Let me tell you something about radioactive fallout: You don't just 'clean it up.' The Chernobyl disaster of 1986, here in the real world, has poisoned the land for years. Select portions of the region affected by the incident were only marked as safe for settlement in 2005, almost 20 years later. That was only a small portion of the affected region. There are still areas of the land that will be uninhabitable for hundreds of years. There's actually a belief that the worst of the Chernobyl disaster hasn't even happened yet. Nature is taking the area back, and that's not a good thing. The plantlife is pulling the radiation back up out of the ground in some places, and making the radiation more dangerous than it was a few years ago. There are places where it's going to get worse before it gets better, for years to come.

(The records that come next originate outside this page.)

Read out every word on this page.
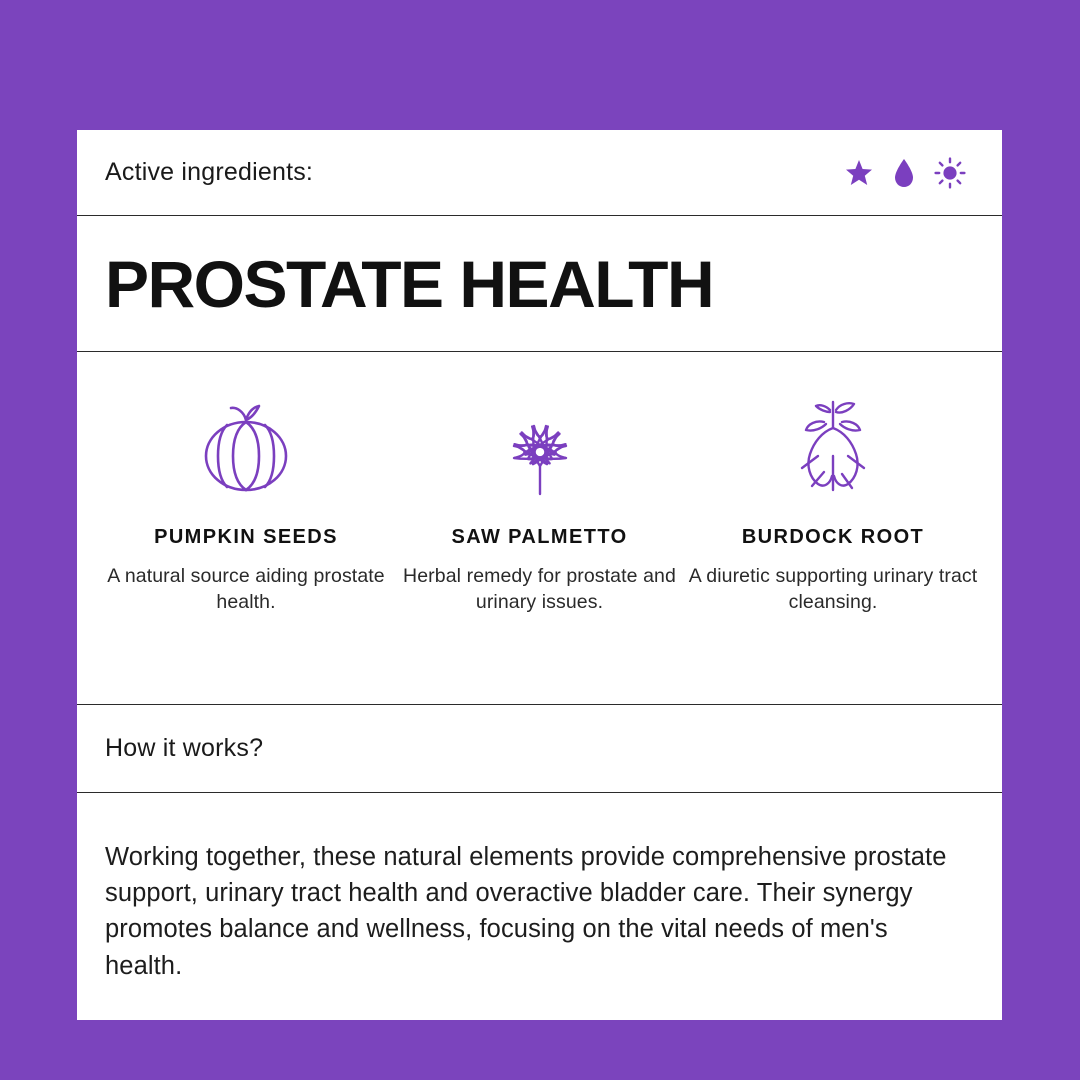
Active ingredients:
PROSTATE HEALTH
PUMPKIN SEEDS
A natural source aiding prostate health.
SAW PALMETTO
Herbal remedy for prostate and urinary issues.
BURDOCK ROOT
A diuretic supporting urinary tract cleansing.
How it works?
Working together, these natural elements provide comprehensive prostate support, urinary tract health and overactive bladder care. Their synergy promotes balance and wellness, focusing on the vital needs of men's health.
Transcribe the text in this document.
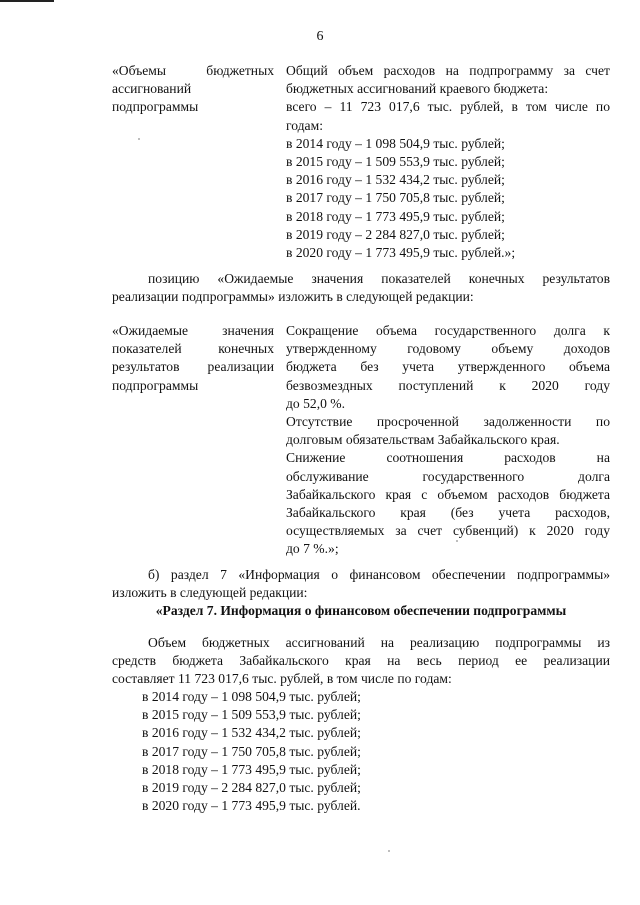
6
«Объемы бюджетных
ассигнований
подпрограммы
Общий объем расходов на подпрограмму за счет
бюджетных ассигнований краевого бюджета:
всего – 11 723 017,6 тыс. рублей, в том числе по
годам:
в 2014 году – 1 098 504,9 тыс. рублей;
в 2015 году – 1 509 553,9 тыс. рублей;
в 2016 году – 1 532 434,2 тыс. рублей;
в 2017 году – 1 750 705,8 тыс. рублей;
в 2018 году – 1 773 495,9 тыс. рублей;
в 2019 году – 2 284 827,0 тыс. рублей;
в 2020 году – 1 773 495,9 тыс. рублей.»;
позицию «Ожидаемые значения показателей конечных результатов
реализации подпрограммы» изложить в следующей редакции:
«Ожидаемые значения
показателей конечных
результатов реализации
подпрограммы
Сокращение объема государственного долга к
утвержденному годовому объему доходов
бюджета без учета утвержденного объема
безвозмездных поступлений к 2020 году
до 52,0 %.
Отсутствие просроченной задолженности по
долговым обязательствам Забайкальского края.
Снижение соотношения расходов на
обслуживание государственного долга
Забайкальского края с объемом расходов бюджета
Забайкальского края (без учета расходов,
осуществляемых за счет субвенций) к 2020 году
до 7 %.»;
б) раздел 7 «Информация о финансовом обеспечении подпрограммы»
изложить в следующей редакции:
«Раздел 7. Информация о финансовом обеспечении подпрограммы
Объем бюджетных ассигнований на реализацию подпрограммы из
средств бюджета Забайкальского края на весь период ее реализации
составляет 11 723 017,6 тыс. рублей, в том числе по годам:
в 2014 году – 1 098 504,9 тыс. рублей;
в 2015 году – 1 509 553,9 тыс. рублей;
в 2016 году – 1 532 434,2 тыс. рублей;
в 2017 году – 1 750 705,8 тыс. рублей;
в 2018 году – 1 773 495,9 тыс. рублей;
в 2019 году – 2 284 827,0 тыс. рублей;
в 2020 году – 1 773 495,9 тыс. рублей.
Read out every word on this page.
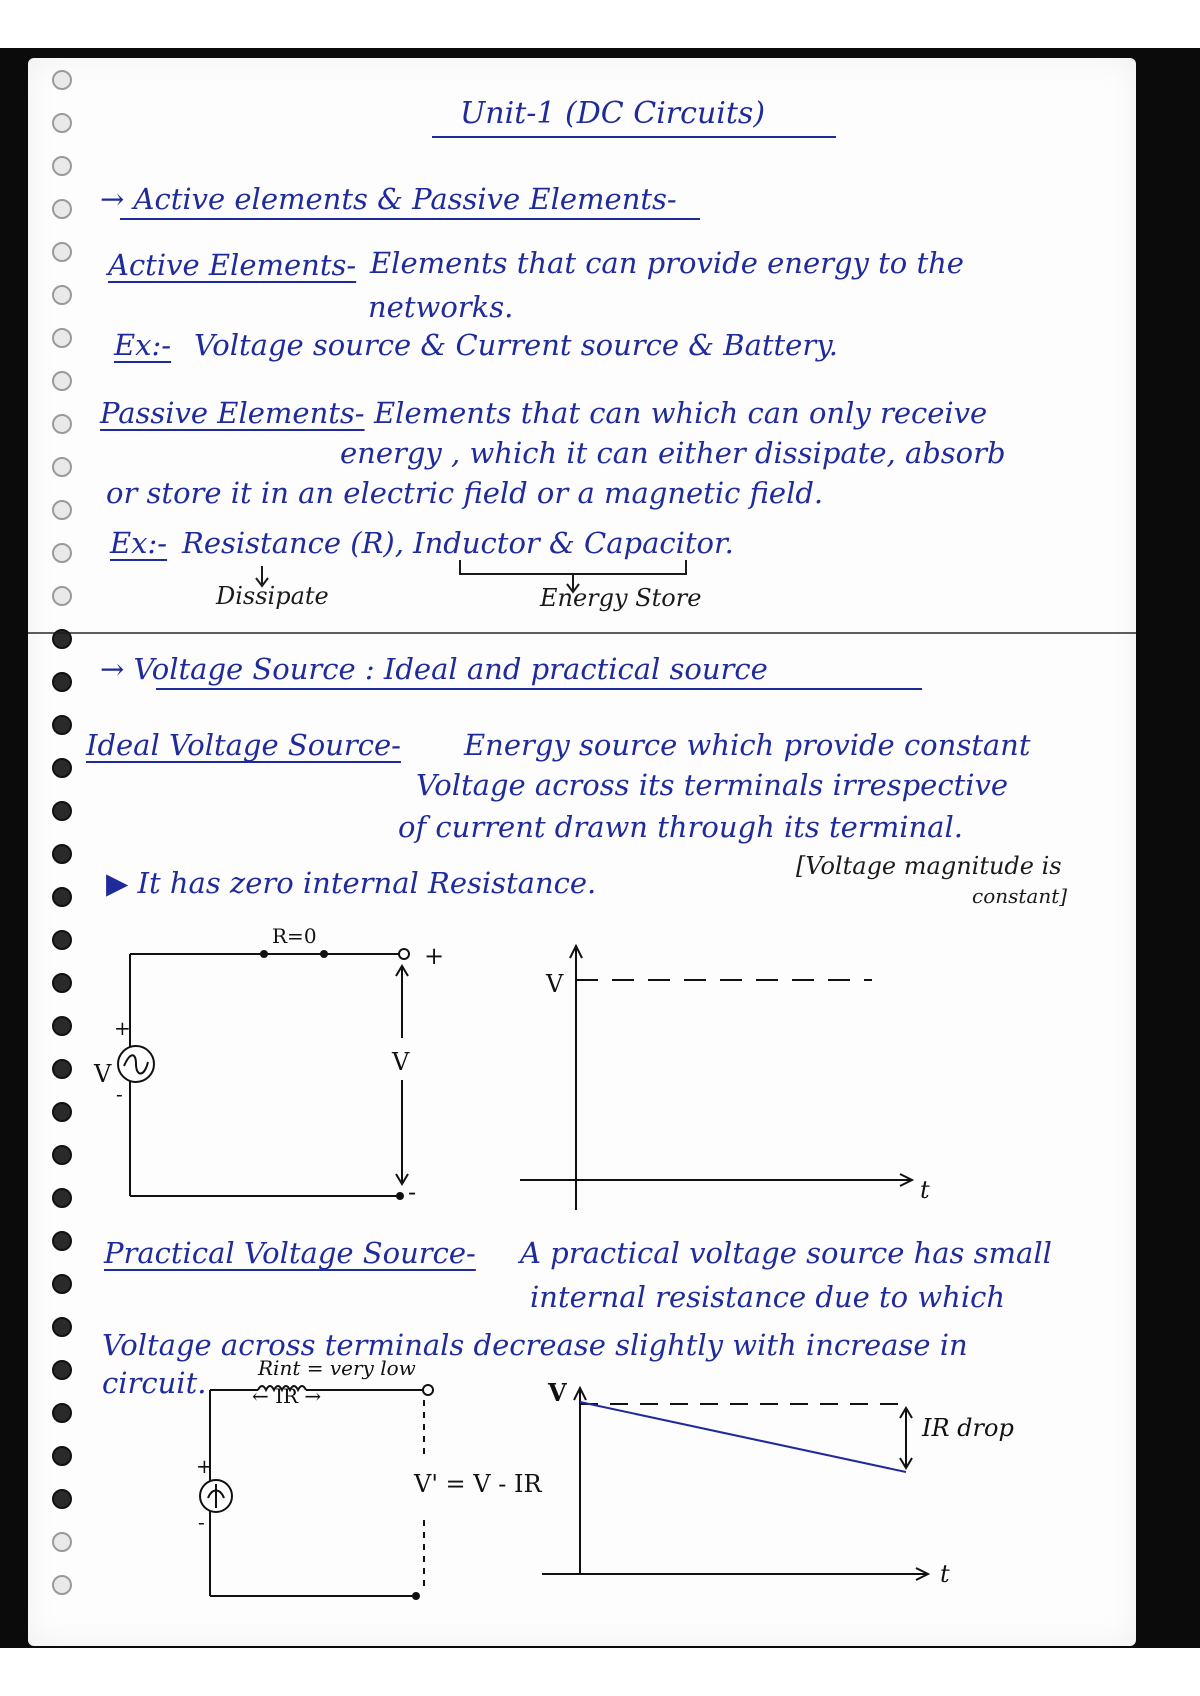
Unit-1 (DC Circuits)
→ Active elements & Passive Elements-
Active Elements- Elements that can provide energy to the
networks.
Ex:- Voltage source & Current source & Battery.
Passive Elements- Elements that can which can only receive
energy , which it can either dissipate, absorb
or store it in an electric field or a magnetic field.
Ex:- Resistance (R), Inductor & Capacitor.
Dissipate	Energy Store
→ Voltage Source : Ideal and practical source
Ideal Voltage Source- Energy source which provide constant
Voltage across its terminals irrespective
of current drawn through its terminal.
[Voltage magnitude is
constant]
▶ It has zero internal Resistance.
R=0
+
-
+
-
V	V
V
t
Practical Voltage Source- A practical voltage source has small
internal resistance due to which
Voltage across terminals decrease slightly with increase in
circuit.	Rint = very low
← IR →
V' = V - IR
+
-
V
t
IR drop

Leper Gnomes didn't become lepers because it was in fashion. It's radiation poisoning. Not necessarily true-to-life radiation poisoning, but still radiation poisoning. Why can we adventurers go in, kill some lepers, then go home fine? Radiation like you'd find in a fallout zone like Gnomeregan or Chernobyl probably won't hurt you years later if you're only there for a few minutes, or even hours. It becomes a problem when you're living in it. That's why you see so many pictures taken within Chernobyl, but almost nobody lives in those dangerous areas. Outskirts? Sure. No problem. Where the land is still dangerous? No way can you live there. You can pass through if you're careful and take precautions, but you can't be there very long.

The Gnomes could clean out the lepers and the troggs, but they still couldn't live there. Sure, some things are different in a world of magic and sorcery and all of that sort of thing, but they're still not going to just be able to take a soap and sponge to Gnomeregan and 'clean it up' or anything like that. Even in a world of magic, I suspect making Gnomeregan inhabitable would be an incredible undertaking.

aman asked...


"Now that Malygos is dead, what becomes of the Blue Dragon Flight? Are the remaining blues to be hunted down, left alone, or will a new leader take the reins of the flight?"

We have no solid information as to what will happen, but it's very likely that a less-crazy Blue Dragon will fill the void in leadership left behind my Malygos's demise. Nozdormu, aspect of the Bronze, picked an heir to his 'throne' since he knows well in advance that he will die one day. Since he was able to assign an heir, I suppose the capacity is there for the rest of the Dragonflights to do so as well. If Malygos didn't pick an heir himself, the Flight will probably pick someone in his absence. If the new leader is as much of a bastard as the last one, it might be the end of the Blue Dragons. If the new leader is a good guy/gal? Great!